Perhaps we could think of adaptive processes in ascending order too:
· Control
· Computation
· Cognition
· Cogitation
I certainly don’t think that all cognition has to be conscious or involve what we think of in humans as cogitation – operations in some kind of mentalese. In fact, I think it’s worth asking whether cognition necessarily implies mentality at all. Or is doing cognitive processes mentally just one of the ways to do them? Is a computer that solves some problems algorithmically doing cognition?
The most basic definitions in the list above almost seem co-extensive with “life”. Is all life cognitive? Humberto Maturana and Francisco Varela influentially argued so. And some contemporary scientists like Mike Levin argue that even processes of embryonic development are essentially cognitive.
Does the word lose its usefulness if we extend it so far? While cognition itself refers to some internal processes, we typically recognise it in the capacities of organisms to solve problems out in the world. Is a bacterium regulating its profile of gene expression in response to information about changing circumstances engaging in a cognitive process? Or does the term “physiology” do the trick? Are the cells in an embryo doing cognition to figure out where they are and what they should turn into? Or is “development” already sufficient to capture those processes?
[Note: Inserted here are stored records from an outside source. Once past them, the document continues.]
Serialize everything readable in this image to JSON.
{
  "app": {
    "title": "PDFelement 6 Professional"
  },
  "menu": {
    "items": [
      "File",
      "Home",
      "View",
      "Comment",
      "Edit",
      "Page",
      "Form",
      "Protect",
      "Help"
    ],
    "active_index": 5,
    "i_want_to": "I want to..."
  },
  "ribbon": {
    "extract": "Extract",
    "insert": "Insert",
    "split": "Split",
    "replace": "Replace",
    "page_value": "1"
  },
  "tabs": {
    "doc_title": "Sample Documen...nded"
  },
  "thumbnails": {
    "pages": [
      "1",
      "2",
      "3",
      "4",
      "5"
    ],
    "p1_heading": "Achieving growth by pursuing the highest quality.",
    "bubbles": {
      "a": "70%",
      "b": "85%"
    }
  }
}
Perhaps we should say that cognition is something that a whole organism does. There may be all kinds of adaptive, responsive processes happening within an organism that might not rise to this level. Again, it depends on what we want the word to pick out. All living things are entities that use information to solve the most basic problem of persisting. But are they all using it in a cognitive way?
I don't have any answers, but perhaps the questions themselves are useful.